When they arrived they found him in a pool of blood in the living room with Mrs Culley locked in the bedroom down the hall, curled up in a corner sobbing.
Mr Culley had a 20cm stab wound to his chest which had cut through his ribs and punctured his heart.
During a police interview Mrs Culley remembered having an argument with him when leaving the pub and said he had become aggressive when he found the bed hadn't been made at home, but couldn't remember anything between then and being put into the police van.
Psychiatric reports stated that Mrs Culley was in a manic episode and unable to control herself during that time and she had developed a fear of her husband due to domestic issues, particularly when they argued. As part of the episode she would show erratic behaviour, mood swings and would go on spending sprees.
Mr Culley was Lesley's second husband and the problems began seven years after they moved to Cyprus in 2004 when her first son suffered a life-changing injury in a car accident, nine months after her second son had died in tragic circumstances.
She became depressed and attempted suicide in 2011.
A year later she was detained under the mental health act as well as being diagnosed as bipolar.
During the manic episode which resulted in Mr Culley's death she had developed a fear of violence from him, although there was little evidence to suggest he was actually violent, Judge Mansall QC said.
One incident in September, 2016, saw paramedics attend the home to find Mr Culley with a stab wound to his shoulder.
As a result of the incident, Mrs Culley had suffered bruising to her arms, legs, and face, but this was a small show of violence to her and it was unclear whether it was in self defence or an assault, Judge Mansall QC added.
He said the trigger for his death was the fear she had developed of him over time, not of violence from him.
He said: "The qualifying trigger was not things done by him but in this case a fear of serious violence at the hands of him by the defendant.
"You believed a threat, particularly when he argued with you when he had had a drink.
"I accept also that he must have assaulted you on September 25 when you had bruising on your legs, arms and face.
"Given the fact you were in a manic episode, what matters isn't whether he was violent or for how long.
"It was what was in your mind and what threats you perceived he posed to you.
"Anthony Culley probably presented little, if any, violence - but I am satisfied that you perceived a threat of violence from him on that night.
"You made a conscious decision to fetch a knife and struck him a deliberate, forceful blow which went through his ribs and punctured his heart.
"The wound on his forearm also showed that he had attempted to defend himself.
"I take into account the spontaneity of your actions.

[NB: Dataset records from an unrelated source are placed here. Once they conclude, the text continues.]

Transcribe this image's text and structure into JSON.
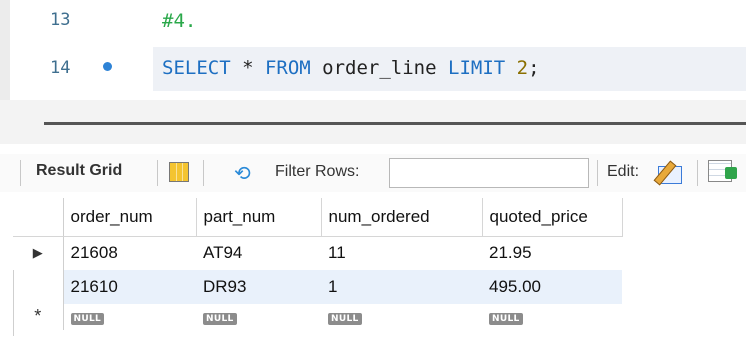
{
  "editor": {
    "lines": [
      {
        "number": "13",
        "code_comment": "#4."
      },
      {
        "number": "14",
        "tokens": [
          {
            "text": "SELECT",
            "kind": "keyword"
          },
          {
            "text": " * ",
            "kind": "text"
          },
          {
            "text": "FROM",
            "kind": "keyword"
          },
          {
            "text": " order_line ",
            "kind": "text"
          },
          {
            "text": "LIMIT",
            "kind": "keyword"
          },
          {
            "text": " 2",
            "kind": "number"
          },
          {
            "text": ";",
            "kind": "text"
          }
        ]
      }
    ]
  },
  "toolbar": {
    "result_grid_label": "Result Grid",
    "filter_rows_label": "Filter Rows:",
    "filter_value": "",
    "edit_label": "Edit:"
  },
  "grid": {
    "columns": [
      "order_num",
      "part_num",
      "num_ordered",
      "quoted_price"
    ],
    "rows": [
      [
        "21608",
        "AT94",
        "11",
        "21.95"
      ],
      [
        "21610",
        "DR93",
        "1",
        "495.00"
      ]
    ],
    "null_label": "NULL",
    "current_row_marker": "▶",
    "new_row_marker": "*"
  },
  "colors": {
    "keyword": "#1d6fc2",
    "comment": "#2aa84a",
    "number": "#8a6f00",
    "selected_row": "#e9f1fb"
  },
  "icons": [
    "breakpoint-dot-icon",
    "grid-layout-icon",
    "refresh-icon",
    "edit-pencil-icon",
    "add-row-icon"
  ]
}
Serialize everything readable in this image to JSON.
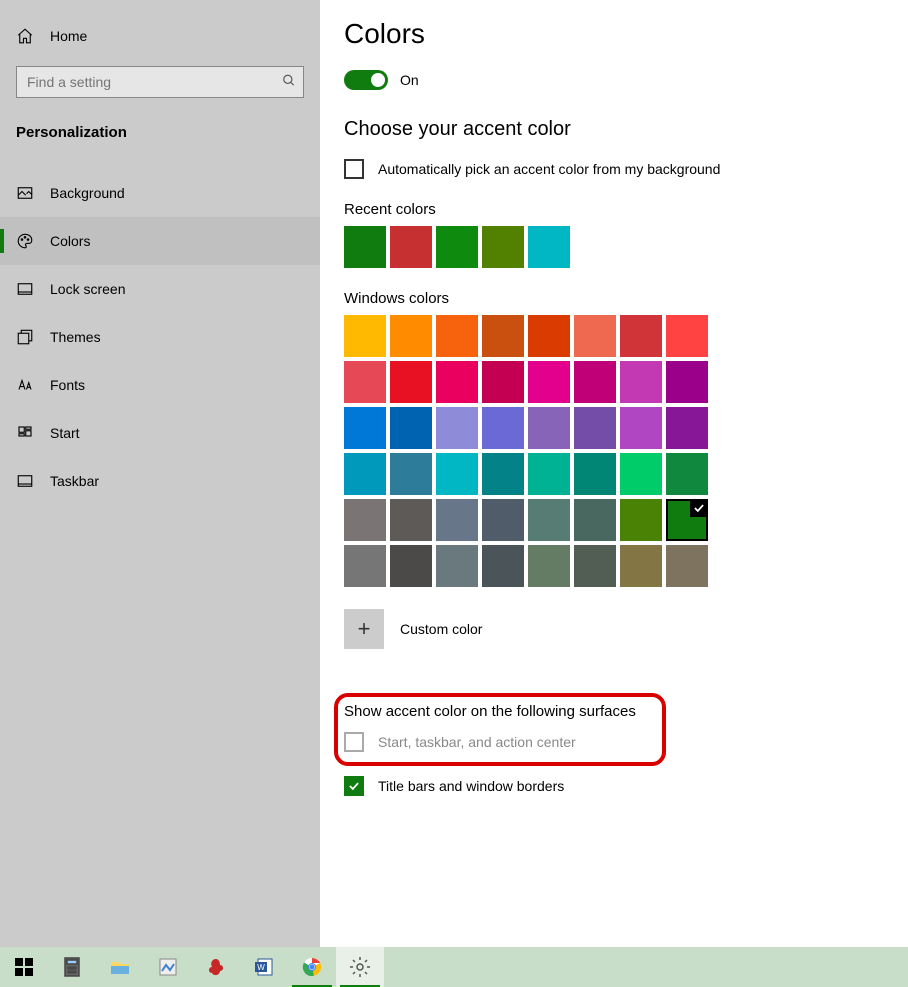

"You clearly had no intent when you were at the pub.
"You immediately rang the emergency services and stayed with him and you are clearly remorseful."
After the hearing, senior investigating officer Terry Crompton, of GMP's Major Incident Support Unit, said: "Lesley Culley has pleaded guilty to manslaughter on the grounds of loss of control.
"This defence has been supported by a number of psychiatric assessments.
"Whatever the sentence, it will not bring Anthony back.
"This was a tragic loss of life and our thoughts are with Anthony's family."